Defeasance:    Applicable. Provisions of Sections 11.02 and 11.03 of the Indenture apply.
Paying Agent:    Citibank, N.A., London Branch
Optional Redemption by the Issuer:   

Applicable at Issuer’s option if, as a result of changes in U.S. tax law, withholding tax or information reporting requirements are imposed on payments on the notes to non-U.S. persons. Redemption in whole, not in part, at 100% of the principal amount plus accrued and unpaid interest to the redemption date.

 

Applicable at Issuer’s option, in whole but not in part, on or after the Interest Reset Date, at par, together with accrued and unpaid interest to, but excluding, the date fixed for redemption.
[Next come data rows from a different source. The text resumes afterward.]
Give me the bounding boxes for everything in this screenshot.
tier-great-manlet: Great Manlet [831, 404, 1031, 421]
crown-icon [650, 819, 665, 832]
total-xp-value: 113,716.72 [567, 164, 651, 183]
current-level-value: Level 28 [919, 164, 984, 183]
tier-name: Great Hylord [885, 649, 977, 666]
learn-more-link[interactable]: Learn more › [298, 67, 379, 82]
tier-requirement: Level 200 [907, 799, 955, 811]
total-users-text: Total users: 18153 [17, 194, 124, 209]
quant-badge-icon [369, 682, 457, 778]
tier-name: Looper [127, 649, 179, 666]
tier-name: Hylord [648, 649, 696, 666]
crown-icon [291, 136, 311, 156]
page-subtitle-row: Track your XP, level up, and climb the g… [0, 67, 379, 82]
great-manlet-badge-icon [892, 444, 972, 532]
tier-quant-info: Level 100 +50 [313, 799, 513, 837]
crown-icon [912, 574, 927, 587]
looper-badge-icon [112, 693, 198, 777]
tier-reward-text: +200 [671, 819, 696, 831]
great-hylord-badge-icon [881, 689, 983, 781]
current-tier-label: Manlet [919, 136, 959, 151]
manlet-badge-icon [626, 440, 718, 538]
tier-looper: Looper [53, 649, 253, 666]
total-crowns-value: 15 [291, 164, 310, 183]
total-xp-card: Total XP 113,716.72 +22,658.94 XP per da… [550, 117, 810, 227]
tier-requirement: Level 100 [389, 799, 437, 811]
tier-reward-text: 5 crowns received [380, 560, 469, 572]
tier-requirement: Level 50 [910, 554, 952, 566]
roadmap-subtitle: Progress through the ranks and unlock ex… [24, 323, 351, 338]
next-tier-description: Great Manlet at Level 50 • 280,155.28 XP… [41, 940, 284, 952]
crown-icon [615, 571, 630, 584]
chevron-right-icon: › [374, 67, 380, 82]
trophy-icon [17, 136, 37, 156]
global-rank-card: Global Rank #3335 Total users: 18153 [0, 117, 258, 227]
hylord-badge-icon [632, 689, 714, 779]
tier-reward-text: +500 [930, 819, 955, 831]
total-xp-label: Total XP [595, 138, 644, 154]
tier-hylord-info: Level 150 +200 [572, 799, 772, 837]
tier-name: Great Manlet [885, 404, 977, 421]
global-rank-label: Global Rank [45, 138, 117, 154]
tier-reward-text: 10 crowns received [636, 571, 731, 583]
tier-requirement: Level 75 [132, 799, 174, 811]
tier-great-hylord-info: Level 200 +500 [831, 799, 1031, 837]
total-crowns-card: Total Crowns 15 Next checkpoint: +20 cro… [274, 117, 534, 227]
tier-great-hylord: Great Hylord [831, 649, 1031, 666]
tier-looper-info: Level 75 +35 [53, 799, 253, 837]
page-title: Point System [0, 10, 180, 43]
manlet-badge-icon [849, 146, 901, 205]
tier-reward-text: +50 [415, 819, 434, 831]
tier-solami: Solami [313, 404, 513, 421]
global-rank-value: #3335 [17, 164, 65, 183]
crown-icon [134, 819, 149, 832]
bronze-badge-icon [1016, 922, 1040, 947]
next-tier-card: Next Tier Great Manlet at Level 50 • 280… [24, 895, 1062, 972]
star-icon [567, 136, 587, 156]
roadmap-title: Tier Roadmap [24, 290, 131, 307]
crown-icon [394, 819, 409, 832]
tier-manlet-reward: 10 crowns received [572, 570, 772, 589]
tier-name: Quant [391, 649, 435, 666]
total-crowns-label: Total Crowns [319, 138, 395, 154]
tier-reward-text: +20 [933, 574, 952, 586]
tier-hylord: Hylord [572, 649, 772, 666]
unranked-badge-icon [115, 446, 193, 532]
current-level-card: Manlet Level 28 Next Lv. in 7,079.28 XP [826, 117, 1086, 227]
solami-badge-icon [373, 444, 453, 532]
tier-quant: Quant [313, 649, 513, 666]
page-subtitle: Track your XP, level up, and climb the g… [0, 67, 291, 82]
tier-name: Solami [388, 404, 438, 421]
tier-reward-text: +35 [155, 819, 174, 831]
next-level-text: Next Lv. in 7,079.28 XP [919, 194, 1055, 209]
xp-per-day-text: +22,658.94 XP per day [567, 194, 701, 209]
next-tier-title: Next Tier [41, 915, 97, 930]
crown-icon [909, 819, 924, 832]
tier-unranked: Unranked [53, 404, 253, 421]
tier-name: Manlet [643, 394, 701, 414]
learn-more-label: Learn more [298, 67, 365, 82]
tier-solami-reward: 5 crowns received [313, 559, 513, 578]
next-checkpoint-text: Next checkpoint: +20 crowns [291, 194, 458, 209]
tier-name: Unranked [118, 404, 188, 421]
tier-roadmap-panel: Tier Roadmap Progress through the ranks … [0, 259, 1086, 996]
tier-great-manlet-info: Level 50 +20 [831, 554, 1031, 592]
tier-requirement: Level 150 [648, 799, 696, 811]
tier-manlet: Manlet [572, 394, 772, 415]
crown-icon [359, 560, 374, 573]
CUSIP / ISIN:    172967QC8 / CA172967QC81
Bookrunners:   

Citigroup Global Markets Inc.

TD Securities Inc.

BMO Nesbitt Burns Inc.

RBC Dominion Securities Inc.

Scotia Capital Inc.

CIBC World Markets Inc.

National Bank Financial Inc.

Co-Manager:    Desjardins Securities Inc.

 

(1)

A credit rating is not a recommendation to buy, sell or hold securities and may be subject to revision or withdrawal at any time.


Citigroup Inc. has filed a registration statement (including a prospectus) with the SEC for the offering to which this communication relates. Before you invest, you should read the prospectus in that registration statement and other documents Citigroup Inc. has filed with the SEC for more complete information about Citigroup Inc. and this offering. You may get these documents for free by visiting EDGAR on the SEC website at www.sec.gov. The file number for Citigroup Inc.’s registration statement is No. 333-270327. Alternatively, you can request the prospectus by calling toll-free in the United States at ###-###-####.